Birleşen dosya dava dilekçesinde davacılar … … ve … … vekilinin; aynı kaza sebebiyle müeveffanın yein doğan ve kendisi ile aynı isim verilen kardeşi … …’ ın lehine 5.000,00 TL manrevi tazminatın kaza tarihinden işleyecek yasal faizi ile birlikte sigorta şirketi dışındaki davalılardan müştereken ve müteselsilen tahsiline, yargılama gideri ve vekalet ücretinin davalılardan tahsiline karar verilmesini talep etmiştir.
DELİLLER:
Dava dilekçesi, cevap dilekçesi, tarafların karşılıklı beyan dilekçeleri, Birleşen Bursa 8. Asliye Hukuk Mahkeesinin 2014/179 esas sayılı dosyası, trafik kazası tespit tutanağı,ölüm belgesi, nüfus kayıt örneği, sigorta poliçesi, ruhsat fotokopisi, bilirkişi raporu, yargıtay bozma ilamı, görevsizlik kararı, yazılan müzekkere cevapları ve tüm dosya kapsamı.
DELİLLERİN DEĞERLENDİRİLMESİ VE HUKUKİ SONUÇ:
Dava, trafik kazasından kaynaklanan maddi ve manevi tazminat istemine ilişkindir.
Taraflara usulune uygun davetiye tebliğ edilerek taraf teşkili sağlanmıştır.
Bursa 1. Asliye Hukuk Mahkemesince; dosyanın ceza dosyası ile birlikte Trafik Uzmanı Bilirkişi …’e tevdii edildiği, 24/03/2014 tarihli raporda; dava konusu kazanın meydana gelmesinde müteveffa … …’ ın 6/8 asli kusurlu, araç sürücüsünün ise 2/8 tali kusurlu olduğu mütalaa edilmiştir.
Tarafların bilirkişi raporuna karşı yapmış oldukları itirazları sebebiyle dosyanın Karayolları Fen Heyetinden rapor aldırılmak üzere Ankara 23. Asliye Hukuk Mahkemesine gönderildiği, 2014/294 talimat dosyasında bilirkişiler …, …, … 06/06/2014 tarihli raporda; davacıların çocuğu … …’ ın %75, davalı sürücü …’ ın %25 oranında kusurlu oldukları mütalaa edilmiştir.
Dosyanın hesap uzmanı bilirkişiye tevdii edildiği, Bilirkişi … 15/09/2014 tarihli raporunda; davacıların müteveffayı yetiştirme bedeli tenzil edildiğinde talep edebilecekleri destek tazminatı miktarının bulunamadığı mütalaa edilmiştir.
Bursa 8. Asliye Hukuk Mahkemesince yapılan yargılama sonunda; davacının davasının kısmen kabulü ile davacı … için 20.000,00 TL, … için 20.000,00 TL, … için 5.000,00 TL, … için 5.000,00 TL ve … için 5.000,00 TL olmak üzere toplam 55.000,00 TL manevi tazminatın kaza tarihi olan 17/09/2012 tarihinden itibaren işleyecek yasal faizi ile birlikte davalı sigorta şirketi dışında diğer davalılardan tahsilde tekerrüre yer vermeyecek şekilde müştereken ve müteselsilen tahsil edilerek davacıya ödenmesine, fazlaya ilişen talebin reddine, maddi tazminat istemine ilişkin talebin reddine karar verildiği görülmüştür.
Her iki taraf vekilinin de temyiz talebi üzerine, Yargıtay 17. Hukuk Dairesinin 20/09/2017 tarihli, 2015/1586-2017/8002 sayılı ilamı ile “davalılar arasında zorunlu mali sorumluluk sigortacısı da bulunmaktadır.

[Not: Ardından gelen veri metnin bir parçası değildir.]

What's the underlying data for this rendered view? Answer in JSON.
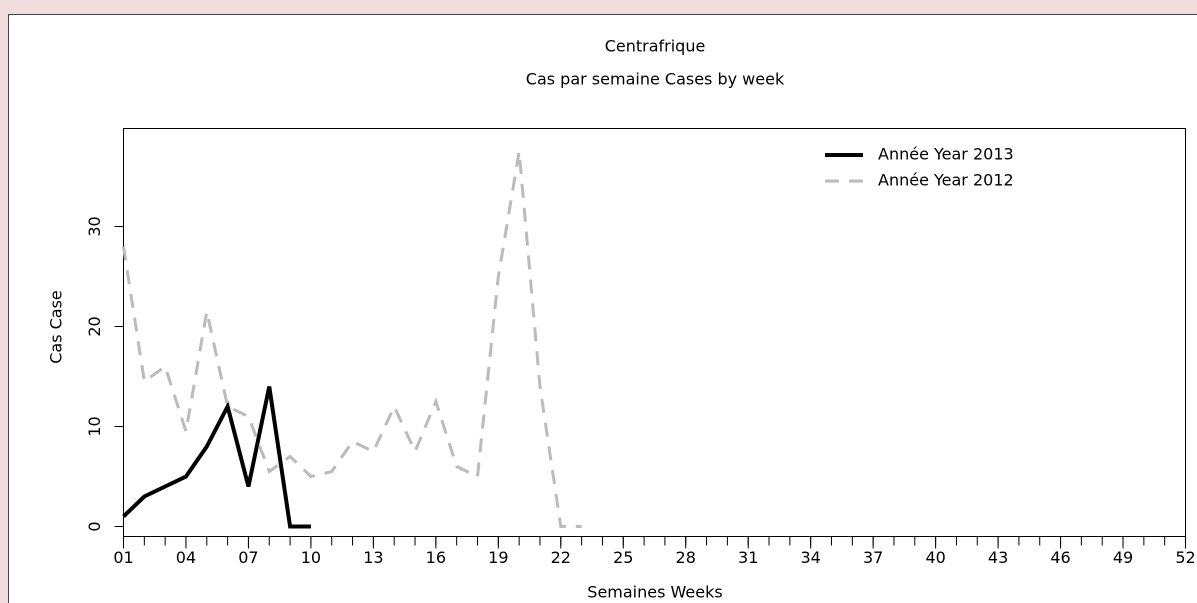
{
  "chart_data": {
    "type": "line",
    "title": "Centrafrique",
    "subtitle": "Cas par semaine Cases by week",
    "x_label": "Semaines Weeks",
    "y_label": "Cas Case",
    "x": [
      1,
      2,
      3,
      4,
      5,
      6,
      7,
      8,
      9,
      10,
      11,
      12,
      13,
      14,
      15,
      16,
      17,
      18,
      19,
      20,
      21,
      22,
      23
    ],
    "series": [
      {
        "name": "Année Year 2013",
        "color": "#000000",
        "dashed": false,
        "values": [
          1,
          3,
          4,
          5,
          8,
          12,
          4,
          14,
          0,
          0,
          null,
          null,
          null,
          null,
          null,
          null,
          null,
          null,
          null,
          null,
          null,
          null,
          null
        ]
      },
      {
        "name": "Année Year 2012",
        "color": "#bbbbbb",
        "dashed": true,
        "values": [
          28,
          14.5,
          16,
          9.5,
          21.5,
          12,
          11,
          5.5,
          7,
          5,
          5.5,
          8.5,
          7.5,
          12,
          7.5,
          12.5,
          6,
          5,
          25,
          37.5,
          14,
          0,
          0
        ]
      }
    ],
    "xlim": [
      1,
      52
    ],
    "ylim": [
      -1,
      39.8
    ],
    "xticks": [
      {
        "value": 1,
        "label": "01"
      },
      {
        "value": 4,
        "label": "04"
      },
      {
        "value": 7,
        "label": "07"
      },
      10,
      13,
      16,
      19,
      22,
      25,
      28,
      31,
      34,
      37,
      40,
      43,
      46,
      49,
      52
    ],
    "x_minor_ticks": [
      1,
      2,
      3,
      4,
      5,
      6,
      7,
      8,
      9,
      10,
      11,
      12,
      13,
      14,
      15,
      16,
      17,
      18,
      19,
      20,
      21,
      22,
      23,
      24,
      25,
      26,
      27,
      28,
      29,
      30,
      31,
      32,
      33,
      34,
      35,
      36,
      37,
      38,
      39,
      40,
      41,
      42,
      43,
      44,
      45,
      46,
      47,
      48,
      49,
      50,
      51,
      52
    ],
    "yticks": [
      0,
      10,
      20,
      30
    ],
    "legend": "topright"
  }
}
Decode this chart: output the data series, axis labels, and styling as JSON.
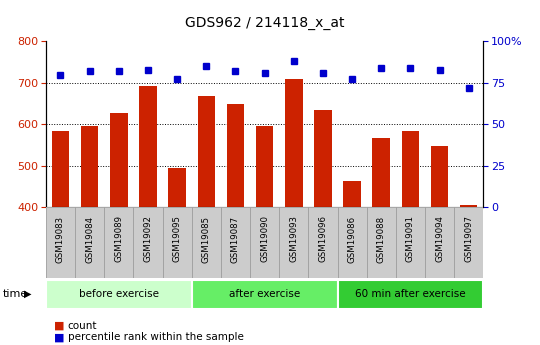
{
  "title": "GDS962 / 214118_x_at",
  "samples": [
    "GSM19083",
    "GSM19084",
    "GSM19089",
    "GSM19092",
    "GSM19095",
    "GSM19085",
    "GSM19087",
    "GSM19090",
    "GSM19093",
    "GSM19096",
    "GSM19086",
    "GSM19088",
    "GSM19091",
    "GSM19094",
    "GSM19097"
  ],
  "counts": [
    583,
    595,
    627,
    692,
    494,
    668,
    648,
    596,
    710,
    635,
    462,
    567,
    583,
    547,
    405
  ],
  "percentile_ranks": [
    80,
    82,
    82,
    83,
    77,
    85,
    82,
    81,
    88,
    81,
    77,
    84,
    84,
    83,
    72
  ],
  "ylim_left": [
    400,
    800
  ],
  "ylim_right": [
    0,
    100
  ],
  "yticks_left": [
    400,
    500,
    600,
    700,
    800
  ],
  "yticks_right": [
    0,
    25,
    50,
    75,
    100
  ],
  "bar_color": "#cc2200",
  "dot_color": "#0000cc",
  "groups": [
    {
      "label": "before exercise",
      "start": 0,
      "end": 5,
      "color": "#ccffcc"
    },
    {
      "label": "after exercise",
      "start": 5,
      "end": 10,
      "color": "#66ee66"
    },
    {
      "label": "60 min after exercise",
      "start": 10,
      "end": 15,
      "color": "#33cc33"
    }
  ],
  "tick_area_color": "#cccccc",
  "legend_count_label": "count",
  "legend_pct_label": "percentile rank within the sample"
}
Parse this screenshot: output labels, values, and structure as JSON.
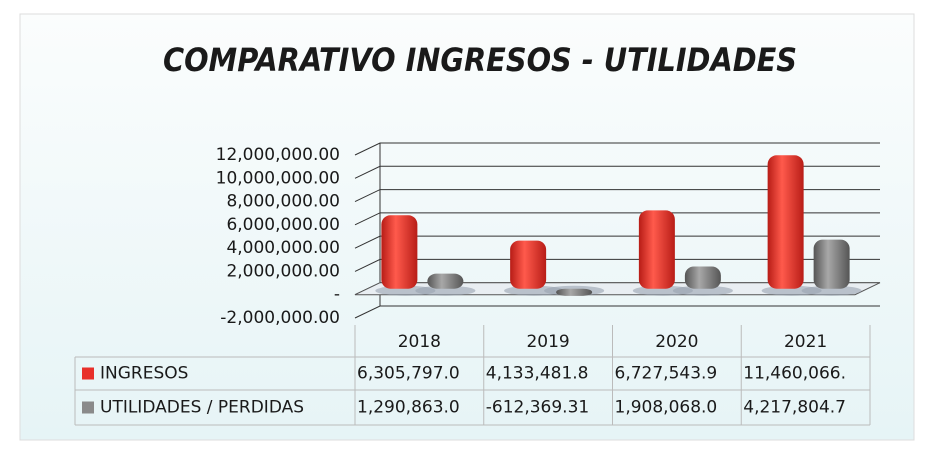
{
  "chart_data": {
    "type": "bar",
    "title": "COMPARATIVO INGRESOS - UTILIDADES",
    "categories": [
      "2018",
      "2019",
      "2020",
      "2021"
    ],
    "series": [
      {
        "name": "INGRESOS",
        "color": "#e8302a",
        "values": [
          6305797.0,
          4133481.8,
          6727543.9,
          11460066
        ],
        "value_labels": [
          "6,305,797.0",
          "4,133,481.8",
          "6,727,543.9",
          "11,460,066."
        ]
      },
      {
        "name": "UTILIDADES / PERDIDAS",
        "color": "#8a8a8a",
        "values": [
          1290863.0,
          -612369.31,
          1908068.0,
          4217804.7
        ],
        "value_labels": [
          "1,290,863.0",
          "-612,369.31",
          "1,908,068.0",
          "4,217,804.7"
        ]
      }
    ],
    "ylim": [
      -2000000,
      12000000
    ],
    "yticks": [
      {
        "value": -2000000,
        "label": "-2,000,000.00"
      },
      {
        "value": 0,
        "label": "-"
      },
      {
        "value": 2000000,
        "label": "2,000,000.00"
      },
      {
        "value": 4000000,
        "label": "4,000,000.00"
      },
      {
        "value": 6000000,
        "label": "6,000,000.00"
      },
      {
        "value": 8000000,
        "label": "8,000,000.00"
      },
      {
        "value": 10000000,
        "label": "10,000,000.00"
      },
      {
        "value": 12000000,
        "label": "12,000,000.00"
      }
    ],
    "grid": true
  }
}
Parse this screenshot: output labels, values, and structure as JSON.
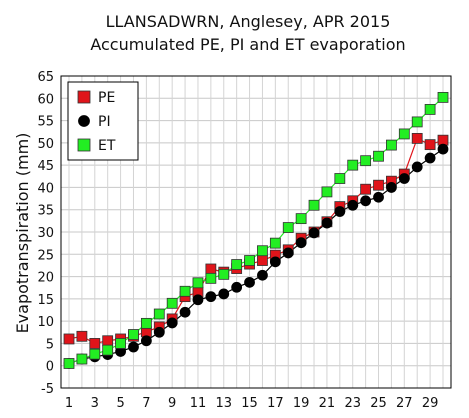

Sigorta hukuku 6102 sayılı Türk Ticaret Kanunu’nun 6. kitabında 1401 ve devamı maddelerinde, zorunlu sorumluluk sigortası ise 1483 ve devamı maddelerinde düzenlenmiştir. Bu durumda Türk Ticaret Kanunu’nda düzenlenen hususlardan olması nedeniyle dava ticari dava olup asliye ticaret mahkemesi görev alanı içinde bulunmakta olup mahkemece görevsizlik kararı verilmesi gerekirken işin esasına girilerek yazılı olduğu şekilde hüküm kurulması doğru görülmemiştir.” gerekçesiyle hükmün bozulmasına karar verildiği görülmüş, Bursa 1. Asliye Hukuk Mahkemesi tarafından bozma ilamına uyularak, dosya görevsizlikle mahkememize tevzi edilmiştir.
Mahkememizce dosya önceki aktüer bilirikşiye tevdi edilerek, maddi tazminat konusunda ek rapor düzenlenmesi istenilmiştir.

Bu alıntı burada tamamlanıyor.